UNHCR, the UN Refugee Agency, and the International Organization for Migration (IOM) are warning today of the continued increase of refugee and migrant deaths at sea after the latest reports of at least 17 people dying in the North Atlantic while attempting to reach the Canary Islands.
According to initial reports, the Spanish search-and-rescue teams came to the aid of a vessel in distress detected some 500 kilometres south of the Canary Island of El Hierro on 27 April afternoon. A Spanish Air Force helicopter found only three survivors on board the vessel, two men and a woman, and 17 bodies on the deck of the boat.
The helicopter crew lifted the three severely dehydrated survivors to safety and took them to hospitals of the island of Tenerife, where the ill-fated boat is also being towed for identification of the deceased.
Some 200 people are estimated to have lost their lives at sea this year along the route to the Canary Islands and the Western Mediterranean route to Spain. Of those, nearly 90 perished at sea en route to the Canary Islands, including at least eight children and six women.

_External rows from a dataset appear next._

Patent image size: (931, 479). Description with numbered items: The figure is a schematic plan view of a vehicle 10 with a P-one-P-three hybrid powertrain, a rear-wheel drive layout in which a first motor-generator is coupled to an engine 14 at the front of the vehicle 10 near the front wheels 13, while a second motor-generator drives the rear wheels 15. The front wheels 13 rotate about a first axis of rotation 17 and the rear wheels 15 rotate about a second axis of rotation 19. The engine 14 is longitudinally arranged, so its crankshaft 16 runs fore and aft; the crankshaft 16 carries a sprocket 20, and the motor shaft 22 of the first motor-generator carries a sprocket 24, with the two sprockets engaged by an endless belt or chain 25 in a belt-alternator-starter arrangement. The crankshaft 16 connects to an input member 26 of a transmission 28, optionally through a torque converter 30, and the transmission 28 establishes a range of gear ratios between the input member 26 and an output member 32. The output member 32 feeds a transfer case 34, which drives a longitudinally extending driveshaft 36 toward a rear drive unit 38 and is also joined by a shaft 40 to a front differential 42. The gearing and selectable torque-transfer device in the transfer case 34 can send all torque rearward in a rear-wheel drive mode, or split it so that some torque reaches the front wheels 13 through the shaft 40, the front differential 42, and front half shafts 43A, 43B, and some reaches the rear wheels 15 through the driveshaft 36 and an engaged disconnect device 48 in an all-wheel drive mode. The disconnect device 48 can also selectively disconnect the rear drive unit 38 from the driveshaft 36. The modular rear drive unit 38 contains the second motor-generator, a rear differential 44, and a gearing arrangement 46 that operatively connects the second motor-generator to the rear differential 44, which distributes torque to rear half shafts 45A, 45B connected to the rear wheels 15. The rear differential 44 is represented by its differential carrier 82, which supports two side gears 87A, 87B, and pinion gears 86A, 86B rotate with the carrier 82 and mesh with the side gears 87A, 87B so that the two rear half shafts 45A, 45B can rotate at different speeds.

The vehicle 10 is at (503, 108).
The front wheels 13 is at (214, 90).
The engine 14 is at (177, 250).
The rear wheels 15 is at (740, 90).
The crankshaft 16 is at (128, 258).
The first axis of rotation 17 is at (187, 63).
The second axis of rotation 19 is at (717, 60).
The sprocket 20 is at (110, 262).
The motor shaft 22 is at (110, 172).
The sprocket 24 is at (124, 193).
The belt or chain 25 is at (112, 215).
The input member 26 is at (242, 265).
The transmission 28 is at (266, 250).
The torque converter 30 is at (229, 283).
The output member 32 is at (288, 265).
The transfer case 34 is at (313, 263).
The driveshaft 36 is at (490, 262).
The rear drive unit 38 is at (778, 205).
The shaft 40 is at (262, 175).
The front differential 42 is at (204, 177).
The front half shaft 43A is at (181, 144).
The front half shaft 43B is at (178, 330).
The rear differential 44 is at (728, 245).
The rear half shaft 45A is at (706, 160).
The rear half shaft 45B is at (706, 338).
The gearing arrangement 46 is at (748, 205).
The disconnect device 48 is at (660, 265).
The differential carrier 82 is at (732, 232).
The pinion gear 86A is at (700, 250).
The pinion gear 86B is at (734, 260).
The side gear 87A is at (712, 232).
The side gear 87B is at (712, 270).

Since January, more than 4,300 migrants and refugees, including unaccompanied children in need of protection, have arrived by sea to the Canary Islands. The rough seas at this time of year and the long distances travelled – from 400 to more than 1,500 kilometres depending on where along the coast of West Africa the journey began – make this route particularly dangerous. Boats may be adrift for days, running out of water and food.
UNHCR and IOM thank the Spanish authorities, Salvamento Marítimo and the State Security Forces and Corps for their life-saving work in search and rescue at sea. From Friday 23 to Sunday 25 April authorities rescued more than 200 people in the sea south of the Canary Islands.
Both UN organizations call on all states to strengthen legal and safe pathways to provide alternatives to dangerous sea crossings. The states, all international, regional and local actors should also enhance their cooperation in the fight against human smuggling and trafficking networks that continue to profit from the desperation and vulnerabilities of migrants and refugees.